To Armand de Quatrefages   3 July [1862]1

Down. | Bromley. | Kent. S.E.

July 3d

Dear Sir

Although I know how much you are occupied, yet I venture to request the great favour of some information, which I think that you can give me (& allow me to quote on your authority) without very great trouble. I can find no account of any differences in the moths of the several races of the common silk-worm. I have been told by one person that they are all closely similar.2 Is this really the case? Do not the moths from the cocoons of various shapes, with white & yellow silk, present any differences? I refer, of course, only to the supposed races of Bombyx mori.— If you have not attended to this small point, probably M. Guérin de Méneville would at once be able to answer.—3

As I am writing I will ask one more question: a person in England, who formerly kept many silk worms & even had persons from France to attend to them, assured me positively that the wings of the female moth, when she first came out of the cocoon, appeared less developed than those of the male; is this the case? but ultimately the wings of both males & females acquired the same degree (as I found by measurement) of imperfect development. I know your observations on the wings in your Études & have just quoted them in my M.S. work, which I am preparing on “Variation under Domestication”.—4

I can only trust to the great kindness, which you have several times showed me to forgive me for thus troubling you.— With sincere respect, I remain | Dear Sir | Yours faithfully | Ch. Darwin

Footnotes

The year is established by the relationship between this letter and the letter to Armand de Quatrefages, 11 July [1862] (Correspondence vol. 10).
Félix Édouard Guérin-Méneville introduced silkworms to France.
CD’s English informant was Whitby; see Correspondence vol. 4, letter to M. A. T. Whitby, 14 October [1847]. In Variation 1: 303, CD also quoted Quatrefages’s Études sur les maladies actuelles du ver à soie (Studies on the current sicknesses of the silkworm; Quatrefages 1859). Whitby had brought a 19-year-old French woman who knew how to operate a silk-winder to England to help her produce silk for the loom (Colp 1972, p. 871).

Bibliography

Colp, Ralph, Jr. 1972. Charles Darwin and Mrs. Whitby. Bulletin of the New York Academy of Medicine 2d ser. 48: 870–6.

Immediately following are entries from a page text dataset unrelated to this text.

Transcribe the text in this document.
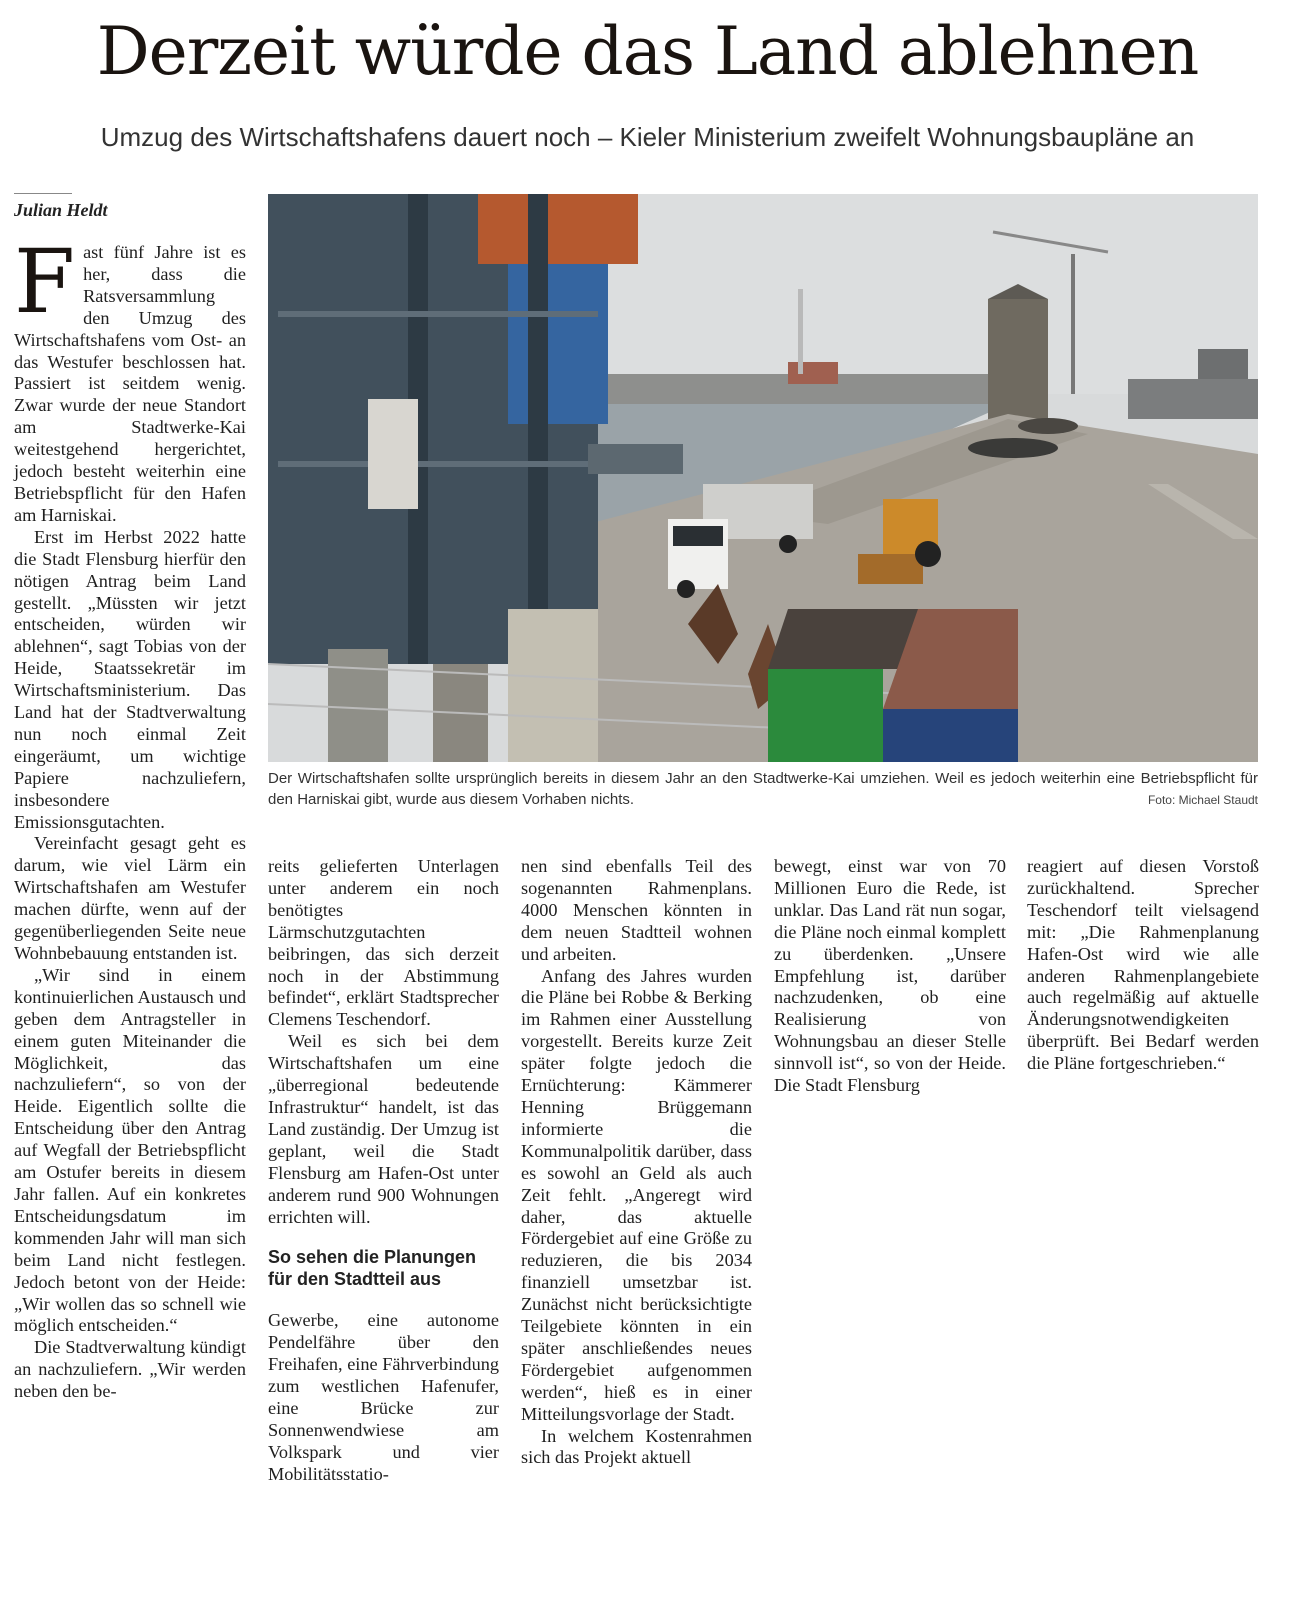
Derzeit würde das Land ablehnen

Umzug des Wirtschaftshafens dauert noch – Kieler Ministerium zweifelt Wohnungsbaupläne an

Julian Heldt
Der Wirtschaftshafen sollte ursprünglich bereits in diesem Jahr an den Stadtwerke-Kai umziehen. Weil es jedoch weiterhin eine Betriebspflicht für den Harniskai gibt, wurde aus diesem Vorhaben nichts.	Foto: Michael Staudt

Fast fünf Jahre ist es her, dass die Ratsversammlung den Umzug des Wirtschaftshafens vom Ost- an das Westufer beschlossen hat. Passiert ist seitdem wenig. Zwar wurde der neue Standort am Stadtwerke-Kai weitestgehend hergerichtet, jedoch besteht weiterhin eine Betriebspflicht für den Hafen am Harniskai.

Erst im Herbst 2022 hatte die Stadt Flensburg hierfür den nötigen Antrag beim Land gestellt. „Müssten wir jetzt entscheiden, würden wir ablehnen“, sagt Tobias von der Heide, Staatssekretär im Wirtschaftsministerium. Das Land hat der Stadtverwaltung nun noch einmal Zeit eingeräumt, um wichtige Papiere nachzuliefern, insbesondere Emissionsgutachten.

Vereinfacht gesagt geht es darum, wie viel Lärm ein Wirtschaftshafen am Westufer machen dürfte, wenn auf der gegenüberliegenden Seite neue Wohnbebauung entstanden ist.

„Wir sind in einem kontinuierlichen Austausch und geben dem Antragsteller in einem guten Miteinander die Möglichkeit, das nachzuliefern“, so von der Heide. Eigentlich sollte die Entscheidung über den Antrag auf Wegfall der Betriebspflicht am Ostufer bereits in diesem Jahr fallen. Auf ein konkretes Entscheidungsdatum im kommenden Jahr will man sich beim Land nicht festlegen. Jedoch betont von der Heide: „Wir wollen das so schnell wie möglich entscheiden.“

Die Stadtverwaltung kündigt an nachzuliefern. „Wir werden neben den be-

reits gelieferten Unterlagen unter anderem ein noch benötigtes Lärmschutzgutachten beibringen, das sich derzeit noch in der Abstimmung befindet“, erklärt Stadtsprecher Clemens Teschendorf.

Weil es sich bei dem Wirtschaftshafen um eine „überregional bedeutende Infrastruktur“ handelt, ist das Land zuständig. Der Umzug ist geplant, weil die Stadt Flensburg am Hafen-Ost unter anderem rund 900 Wohnungen errichten will.

So sehen die Planungen für den Stadtteil aus

Gewerbe, eine autonome Pendelfähre über den Freihafen, eine Fährverbindung zum westlichen Hafenufer, eine Brücke zur Sonnenwendwiese am Volkspark und vier Mobilitätsstatio-

nen sind ebenfalls Teil des sogenannten Rahmenplans. 4000 Menschen könnten in dem neuen Stadtteil wohnen und arbeiten.

Anfang des Jahres wurden die Pläne bei Robbe & Berking im Rahmen einer Ausstellung vorgestellt. Bereits kurze Zeit später folgte jedoch die Ernüchterung: Kämmerer Henning Brüggemann informierte die Kommunalpolitik darüber, dass es sowohl an Geld als auch Zeit fehlt. „Angeregt wird daher, das aktuelle Fördergebiet auf eine Größe zu reduzieren, die bis 2034 finanziell umsetzbar ist. Zunächst nicht berücksichtigte Teilgebiete könnten in ein später anschließendes neues Fördergebiet aufgenommen werden“, hieß es in einer Mitteilungsvorlage der Stadt.

In welchem Kostenrahmen sich das Projekt aktuell

bewegt, einst war von 70 Millionen Euro die Rede, ist unklar. Das Land rät nun sogar, die Pläne noch einmal komplett zu überdenken. „Unsere Empfehlung ist, darüber nachzudenken, ob eine Realisierung von Wohnungsbau an dieser Stelle sinnvoll ist“, so von der Heide. Die Stadt Flensburg

reagiert auf diesen Vorstoß zurückhaltend. Sprecher Teschendorf teilt vielsagend mit: „Die Rahmenplanung Hafen-Ost wird wie alle anderen Rahmenplangebiete auch regelmäßig auf aktuelle Änderungsnotwendigkeiten überprüft. Bei Bedarf werden die Pläne fortgeschrieben.“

Quatrefages, Armand de. 1859. Études sur les maladies actuelles du ver à soie. Paris: Victor Masson.

Variation: The variation of animals and plants under domestication. By Charles Darwin. 2 vols. London: John Murray. 1868.

Summary

Can AdeQ verify the statement that the moths of the several races of the common silkworm are very similar?

When the female moth comes out of the cocoon, are her wings less developed than those of a male moth at the same stage?